Hukum Islam tentang Nikah Sirih

Hukum Islam Tentang Nikah Siri


<http://hizbut-tahrir.or.id/wp-content/uploads/2009/03/nikah-siri1.jpg>*
HTI-Press.* Keinginan pemerintah untuk memberikan fatwa hukum yang tegas
terhadap pernikahan siri, kini telah dituangkan dalam rancangan
undang-undang tentang perkawinan. Sebagaimana penjelasan Nasarudin Umar,
Direktur Bimas Islam Depag, RUU ini akan memperketat pernikahan siri, kawin
kontrak, dan poligami.

Berkenaan dengan nikah siri, dalam RUU yang baru sampai di meja Setneg,
pernikahan siri dianggap perbuatan ilegal, sehingga pelakunya akan
dipidanakan dengan sanksi penjara maksimal 3 bulan dan denda 5 juta
rupiah. Tidak
hanya itu saja, sanksi juga berlaku bagi pihak yang mengawinkan atau yang
dikawinkan secara nikah siri, poligami, maupun nikah kontrak. Setiap
penghulu yang menikahkan seseorang yang bermasalah, misalnya masih terikat
dalam perkawinan sebelumnya, akan dikenai sanksi pidana 1 tahun penjara.
Pegawai Kantor Urusan Agama yang menikahkan mempelai tanpa syarat lengkap
juga diancam denda Rp 6 juta dan 1 tahun penjara. [Surya Online, Sabtu, 28
Februari, 1009]

Sebagian orang juga berpendapat bahwa orang yang melakukan pernikahan siri,
maka suami isteri tersebut tidak memiliki hubungan pewarisan. Artinya, jika
suami meninggal dunia, maka isteri atau anak-anak keturunannya tidak
memiliki hak untuk mewarisi harta suaminya. Ketentuan ini juga berlaku jika
isteri yang meninggal dunia.

Lalu, bagaimana pandangan Islam terhadap nikah siri? Bolehkah orang yang
melakukan nikah siri dipidanakan?
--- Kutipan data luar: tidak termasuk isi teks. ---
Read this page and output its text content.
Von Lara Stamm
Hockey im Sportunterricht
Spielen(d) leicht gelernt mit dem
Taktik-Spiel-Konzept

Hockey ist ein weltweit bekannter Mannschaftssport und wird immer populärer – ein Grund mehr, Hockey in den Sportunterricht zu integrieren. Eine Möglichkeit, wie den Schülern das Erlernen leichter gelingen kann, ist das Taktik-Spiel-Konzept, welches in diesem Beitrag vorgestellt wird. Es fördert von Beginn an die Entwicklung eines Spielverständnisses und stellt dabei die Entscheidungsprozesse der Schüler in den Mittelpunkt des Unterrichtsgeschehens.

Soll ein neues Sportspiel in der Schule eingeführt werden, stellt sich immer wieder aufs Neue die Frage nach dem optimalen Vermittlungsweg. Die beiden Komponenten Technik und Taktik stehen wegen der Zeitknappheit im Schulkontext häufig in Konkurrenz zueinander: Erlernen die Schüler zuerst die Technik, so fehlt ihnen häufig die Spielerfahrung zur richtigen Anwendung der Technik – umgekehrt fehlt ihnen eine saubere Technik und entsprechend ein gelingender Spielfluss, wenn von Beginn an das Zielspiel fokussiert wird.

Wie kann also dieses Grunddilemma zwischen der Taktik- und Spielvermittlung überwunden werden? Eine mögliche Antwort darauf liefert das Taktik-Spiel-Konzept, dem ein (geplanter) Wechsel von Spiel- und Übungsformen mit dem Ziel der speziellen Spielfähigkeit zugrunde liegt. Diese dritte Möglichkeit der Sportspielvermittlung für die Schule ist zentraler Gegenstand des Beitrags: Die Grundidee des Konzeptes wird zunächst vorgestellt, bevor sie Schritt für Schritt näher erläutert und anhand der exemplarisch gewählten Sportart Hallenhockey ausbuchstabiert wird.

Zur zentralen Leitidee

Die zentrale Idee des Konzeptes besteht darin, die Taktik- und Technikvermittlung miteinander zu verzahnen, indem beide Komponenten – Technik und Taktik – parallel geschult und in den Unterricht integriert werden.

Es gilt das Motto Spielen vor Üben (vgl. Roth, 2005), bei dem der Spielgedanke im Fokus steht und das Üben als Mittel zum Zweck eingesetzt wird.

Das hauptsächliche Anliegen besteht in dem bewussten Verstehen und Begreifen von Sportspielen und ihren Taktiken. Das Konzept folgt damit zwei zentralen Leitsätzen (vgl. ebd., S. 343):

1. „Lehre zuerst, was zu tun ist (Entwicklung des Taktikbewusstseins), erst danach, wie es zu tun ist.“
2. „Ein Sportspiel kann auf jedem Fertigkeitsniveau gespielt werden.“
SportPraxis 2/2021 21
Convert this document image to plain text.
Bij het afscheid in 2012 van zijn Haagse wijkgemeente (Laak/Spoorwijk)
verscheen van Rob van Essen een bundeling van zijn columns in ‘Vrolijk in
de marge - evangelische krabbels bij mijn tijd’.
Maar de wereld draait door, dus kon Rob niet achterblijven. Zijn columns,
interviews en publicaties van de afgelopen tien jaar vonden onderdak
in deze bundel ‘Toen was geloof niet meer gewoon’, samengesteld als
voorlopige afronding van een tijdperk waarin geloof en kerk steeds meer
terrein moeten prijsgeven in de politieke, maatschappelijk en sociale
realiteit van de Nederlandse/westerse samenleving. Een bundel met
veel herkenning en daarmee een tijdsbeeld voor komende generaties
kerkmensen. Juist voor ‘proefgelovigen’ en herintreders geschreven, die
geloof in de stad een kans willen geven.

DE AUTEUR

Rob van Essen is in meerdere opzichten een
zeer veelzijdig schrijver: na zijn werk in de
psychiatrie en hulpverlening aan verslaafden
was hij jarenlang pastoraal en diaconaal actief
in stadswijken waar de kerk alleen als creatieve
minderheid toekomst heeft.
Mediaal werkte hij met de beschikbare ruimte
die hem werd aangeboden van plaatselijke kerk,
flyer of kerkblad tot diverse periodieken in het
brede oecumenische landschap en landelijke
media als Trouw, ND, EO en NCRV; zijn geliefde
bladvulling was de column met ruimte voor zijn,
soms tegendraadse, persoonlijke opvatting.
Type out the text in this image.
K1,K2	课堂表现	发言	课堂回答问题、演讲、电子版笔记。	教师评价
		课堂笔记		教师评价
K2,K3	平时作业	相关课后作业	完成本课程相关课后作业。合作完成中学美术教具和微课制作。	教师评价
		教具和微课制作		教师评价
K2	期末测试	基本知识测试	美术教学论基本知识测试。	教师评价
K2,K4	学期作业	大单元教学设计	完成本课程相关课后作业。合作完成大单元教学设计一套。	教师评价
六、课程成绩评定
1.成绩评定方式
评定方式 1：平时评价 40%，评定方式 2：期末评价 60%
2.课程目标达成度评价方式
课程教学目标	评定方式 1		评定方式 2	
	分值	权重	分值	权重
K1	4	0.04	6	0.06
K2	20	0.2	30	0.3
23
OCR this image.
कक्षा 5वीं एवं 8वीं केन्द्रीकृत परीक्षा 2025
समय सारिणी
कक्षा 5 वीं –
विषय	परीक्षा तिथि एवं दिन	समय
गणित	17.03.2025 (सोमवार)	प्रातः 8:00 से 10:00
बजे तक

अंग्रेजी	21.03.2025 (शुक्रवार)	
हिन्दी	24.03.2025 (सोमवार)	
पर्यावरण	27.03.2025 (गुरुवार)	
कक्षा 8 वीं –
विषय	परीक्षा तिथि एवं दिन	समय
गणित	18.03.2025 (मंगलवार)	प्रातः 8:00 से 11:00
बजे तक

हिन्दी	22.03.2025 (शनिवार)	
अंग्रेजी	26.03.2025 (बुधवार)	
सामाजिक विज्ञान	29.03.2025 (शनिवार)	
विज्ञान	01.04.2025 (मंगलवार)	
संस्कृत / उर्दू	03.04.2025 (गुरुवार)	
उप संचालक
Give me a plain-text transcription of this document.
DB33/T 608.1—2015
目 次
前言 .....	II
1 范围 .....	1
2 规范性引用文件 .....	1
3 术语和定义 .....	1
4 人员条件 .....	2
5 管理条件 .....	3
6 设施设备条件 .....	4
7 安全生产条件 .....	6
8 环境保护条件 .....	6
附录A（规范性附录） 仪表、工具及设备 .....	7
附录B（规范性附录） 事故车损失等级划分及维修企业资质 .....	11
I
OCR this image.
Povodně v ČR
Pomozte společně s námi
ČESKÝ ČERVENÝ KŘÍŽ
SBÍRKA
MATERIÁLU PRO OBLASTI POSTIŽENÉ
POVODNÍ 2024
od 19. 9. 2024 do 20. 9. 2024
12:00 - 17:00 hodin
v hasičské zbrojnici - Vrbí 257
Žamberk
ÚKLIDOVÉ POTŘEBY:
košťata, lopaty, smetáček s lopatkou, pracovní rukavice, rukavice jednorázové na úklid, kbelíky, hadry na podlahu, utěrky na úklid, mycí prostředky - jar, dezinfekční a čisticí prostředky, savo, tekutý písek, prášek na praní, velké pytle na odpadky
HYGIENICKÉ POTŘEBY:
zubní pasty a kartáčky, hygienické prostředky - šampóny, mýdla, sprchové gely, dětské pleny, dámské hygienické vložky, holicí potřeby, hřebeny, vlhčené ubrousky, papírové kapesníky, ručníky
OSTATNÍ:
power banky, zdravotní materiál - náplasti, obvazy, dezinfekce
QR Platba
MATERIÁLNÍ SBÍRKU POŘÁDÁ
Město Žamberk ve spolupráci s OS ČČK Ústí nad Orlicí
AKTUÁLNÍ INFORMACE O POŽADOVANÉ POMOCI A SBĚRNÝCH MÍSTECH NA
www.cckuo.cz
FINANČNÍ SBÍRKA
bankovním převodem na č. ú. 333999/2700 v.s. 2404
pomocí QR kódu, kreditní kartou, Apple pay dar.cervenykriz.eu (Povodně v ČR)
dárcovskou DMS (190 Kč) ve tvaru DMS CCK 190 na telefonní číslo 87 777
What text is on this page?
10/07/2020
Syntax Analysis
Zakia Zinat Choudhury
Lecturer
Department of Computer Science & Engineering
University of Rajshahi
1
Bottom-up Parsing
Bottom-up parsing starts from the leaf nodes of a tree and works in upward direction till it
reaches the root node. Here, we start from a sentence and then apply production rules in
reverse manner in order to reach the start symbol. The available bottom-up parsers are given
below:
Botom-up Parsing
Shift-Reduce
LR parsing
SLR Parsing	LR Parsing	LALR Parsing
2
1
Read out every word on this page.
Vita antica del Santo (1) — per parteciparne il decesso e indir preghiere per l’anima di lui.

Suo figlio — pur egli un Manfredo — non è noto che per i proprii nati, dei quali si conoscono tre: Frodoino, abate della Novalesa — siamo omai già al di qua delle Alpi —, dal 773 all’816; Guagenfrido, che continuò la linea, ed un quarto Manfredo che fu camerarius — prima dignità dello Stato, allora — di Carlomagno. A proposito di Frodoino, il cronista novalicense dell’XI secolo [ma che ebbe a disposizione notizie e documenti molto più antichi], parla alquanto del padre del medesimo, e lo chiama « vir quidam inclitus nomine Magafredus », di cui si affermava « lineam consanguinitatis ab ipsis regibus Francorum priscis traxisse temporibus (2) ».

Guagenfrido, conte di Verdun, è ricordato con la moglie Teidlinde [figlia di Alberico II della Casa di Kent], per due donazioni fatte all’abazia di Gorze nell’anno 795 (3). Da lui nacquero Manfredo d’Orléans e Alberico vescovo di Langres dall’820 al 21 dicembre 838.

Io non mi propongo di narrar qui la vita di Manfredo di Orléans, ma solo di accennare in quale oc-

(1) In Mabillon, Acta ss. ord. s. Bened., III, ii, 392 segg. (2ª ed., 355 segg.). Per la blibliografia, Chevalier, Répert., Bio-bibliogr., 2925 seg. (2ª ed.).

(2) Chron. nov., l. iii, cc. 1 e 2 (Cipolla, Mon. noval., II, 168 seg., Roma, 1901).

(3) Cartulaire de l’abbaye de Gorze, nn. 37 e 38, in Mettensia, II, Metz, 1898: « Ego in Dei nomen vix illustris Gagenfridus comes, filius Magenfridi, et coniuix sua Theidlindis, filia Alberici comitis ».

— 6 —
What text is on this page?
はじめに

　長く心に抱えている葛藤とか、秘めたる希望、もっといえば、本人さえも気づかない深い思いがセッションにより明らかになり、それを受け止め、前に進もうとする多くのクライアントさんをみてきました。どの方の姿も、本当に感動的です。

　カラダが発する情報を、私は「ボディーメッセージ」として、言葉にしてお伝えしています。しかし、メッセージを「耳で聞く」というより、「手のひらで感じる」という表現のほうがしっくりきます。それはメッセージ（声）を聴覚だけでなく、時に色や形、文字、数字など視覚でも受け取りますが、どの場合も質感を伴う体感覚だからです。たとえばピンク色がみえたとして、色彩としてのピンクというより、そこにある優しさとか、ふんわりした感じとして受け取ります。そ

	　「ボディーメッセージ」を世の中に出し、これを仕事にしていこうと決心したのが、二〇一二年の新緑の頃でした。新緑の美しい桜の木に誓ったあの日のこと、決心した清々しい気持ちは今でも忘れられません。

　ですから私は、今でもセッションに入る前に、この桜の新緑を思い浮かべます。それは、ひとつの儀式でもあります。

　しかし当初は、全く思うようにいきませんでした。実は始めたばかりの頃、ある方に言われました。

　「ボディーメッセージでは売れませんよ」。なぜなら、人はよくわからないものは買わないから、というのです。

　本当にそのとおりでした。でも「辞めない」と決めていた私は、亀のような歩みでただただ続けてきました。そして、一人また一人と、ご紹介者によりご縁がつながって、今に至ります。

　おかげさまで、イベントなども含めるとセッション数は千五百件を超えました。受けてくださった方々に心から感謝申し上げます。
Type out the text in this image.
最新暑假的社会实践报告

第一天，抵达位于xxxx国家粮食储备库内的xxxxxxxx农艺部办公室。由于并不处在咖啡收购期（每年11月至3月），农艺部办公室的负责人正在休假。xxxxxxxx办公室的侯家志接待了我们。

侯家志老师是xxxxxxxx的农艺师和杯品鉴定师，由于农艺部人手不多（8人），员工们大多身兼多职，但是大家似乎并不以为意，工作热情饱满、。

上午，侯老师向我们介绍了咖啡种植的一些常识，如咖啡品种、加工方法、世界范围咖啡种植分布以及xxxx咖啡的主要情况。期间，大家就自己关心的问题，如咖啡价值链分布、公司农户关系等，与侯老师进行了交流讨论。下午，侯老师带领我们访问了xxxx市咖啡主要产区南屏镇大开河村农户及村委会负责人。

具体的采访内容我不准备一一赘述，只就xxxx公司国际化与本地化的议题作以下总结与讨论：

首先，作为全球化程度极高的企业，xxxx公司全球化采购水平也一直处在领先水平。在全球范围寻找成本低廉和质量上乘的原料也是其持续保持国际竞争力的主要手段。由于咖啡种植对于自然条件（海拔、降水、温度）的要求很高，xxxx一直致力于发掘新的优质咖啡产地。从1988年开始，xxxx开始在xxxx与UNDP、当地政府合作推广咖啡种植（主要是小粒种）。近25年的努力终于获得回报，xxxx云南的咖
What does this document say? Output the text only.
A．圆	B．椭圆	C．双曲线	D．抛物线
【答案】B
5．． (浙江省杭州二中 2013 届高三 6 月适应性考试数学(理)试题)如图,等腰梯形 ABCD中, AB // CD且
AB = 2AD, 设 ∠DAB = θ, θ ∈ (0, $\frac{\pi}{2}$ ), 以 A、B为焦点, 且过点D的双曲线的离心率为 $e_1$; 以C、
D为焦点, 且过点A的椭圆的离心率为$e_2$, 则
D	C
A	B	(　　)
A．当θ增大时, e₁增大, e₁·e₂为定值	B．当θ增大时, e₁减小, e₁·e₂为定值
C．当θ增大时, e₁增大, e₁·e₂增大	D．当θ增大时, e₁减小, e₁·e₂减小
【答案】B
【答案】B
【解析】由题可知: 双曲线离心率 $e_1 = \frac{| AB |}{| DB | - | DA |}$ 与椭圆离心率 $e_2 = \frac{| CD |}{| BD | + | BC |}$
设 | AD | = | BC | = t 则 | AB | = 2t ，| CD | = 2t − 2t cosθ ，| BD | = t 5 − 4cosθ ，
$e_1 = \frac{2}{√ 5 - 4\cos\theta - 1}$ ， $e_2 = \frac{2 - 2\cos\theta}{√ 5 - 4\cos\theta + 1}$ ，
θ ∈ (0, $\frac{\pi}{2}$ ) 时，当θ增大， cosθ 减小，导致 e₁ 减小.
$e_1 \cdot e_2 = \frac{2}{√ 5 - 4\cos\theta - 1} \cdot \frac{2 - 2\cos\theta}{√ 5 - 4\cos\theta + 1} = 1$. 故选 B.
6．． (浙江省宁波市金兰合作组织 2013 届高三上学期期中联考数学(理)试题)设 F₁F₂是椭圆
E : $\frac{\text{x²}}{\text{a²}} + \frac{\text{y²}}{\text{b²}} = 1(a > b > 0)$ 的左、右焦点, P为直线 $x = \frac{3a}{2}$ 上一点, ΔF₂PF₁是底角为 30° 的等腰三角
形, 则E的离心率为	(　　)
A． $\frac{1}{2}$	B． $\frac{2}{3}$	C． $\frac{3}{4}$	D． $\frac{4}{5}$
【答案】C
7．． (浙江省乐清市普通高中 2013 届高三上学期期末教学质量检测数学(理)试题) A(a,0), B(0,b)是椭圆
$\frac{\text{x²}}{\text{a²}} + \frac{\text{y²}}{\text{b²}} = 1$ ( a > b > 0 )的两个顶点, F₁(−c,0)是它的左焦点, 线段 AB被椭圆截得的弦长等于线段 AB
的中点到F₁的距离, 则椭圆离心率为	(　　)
Benarkah orang yang melakukan pernikahan
siri tidak memiliki hubungan pewarisan?

* *

*Definisi dan Alasan Melakukan Pernikahan Siri*

Pernikahan siri sering diartikan oleh masyarakat umum dengan; *Pertama*;
pernikahan tanpa wali. Pernikahan semacam ini dilakukan secara rahasia
(siri) dikarenakan pihak wali perempuan tidak setuju; atau karena menganggap
absah pernikahan tanpa wali; atau hanya karena ingin memuaskan nafsu syahwat
belaka tanpa mengindahkan lagi ketentuan-ketentuan syariat; *kedua*,
pernikahan yang sah secara agama namun tidak dicatatkan dalam lembaga
pencatatan negara. Banyak faktor yang menyebabkan seseorang tidak
mencatatkan pernikahannya di lembaga pencatatan sipil negara. Ada yang
karena faktor biaya, alias tidak mampu membayar administrasi pencatatan; ada
pula yang disebabkan karena takut ketahuan melanggar aturan yang melarang
pegawai negeri nikah lebih dari satu; dan lain sebagainya. *Ketiga*,
pernikahan yang dirahasiakan karena pertimbangan-pertimbangan tertentu;
misalnya karena takut mendapatkan stigma negatif dari masyarakat yang
terlanjur menganggap tabu pernikahan siri; atau karena
pertimbangan-pertimbangan rumit yang memaksa seseorang untuk merahasiakan
pernikahannya.

Adapun hukum syariat atas ketiga fakta tersebut adalah sebagai berikut.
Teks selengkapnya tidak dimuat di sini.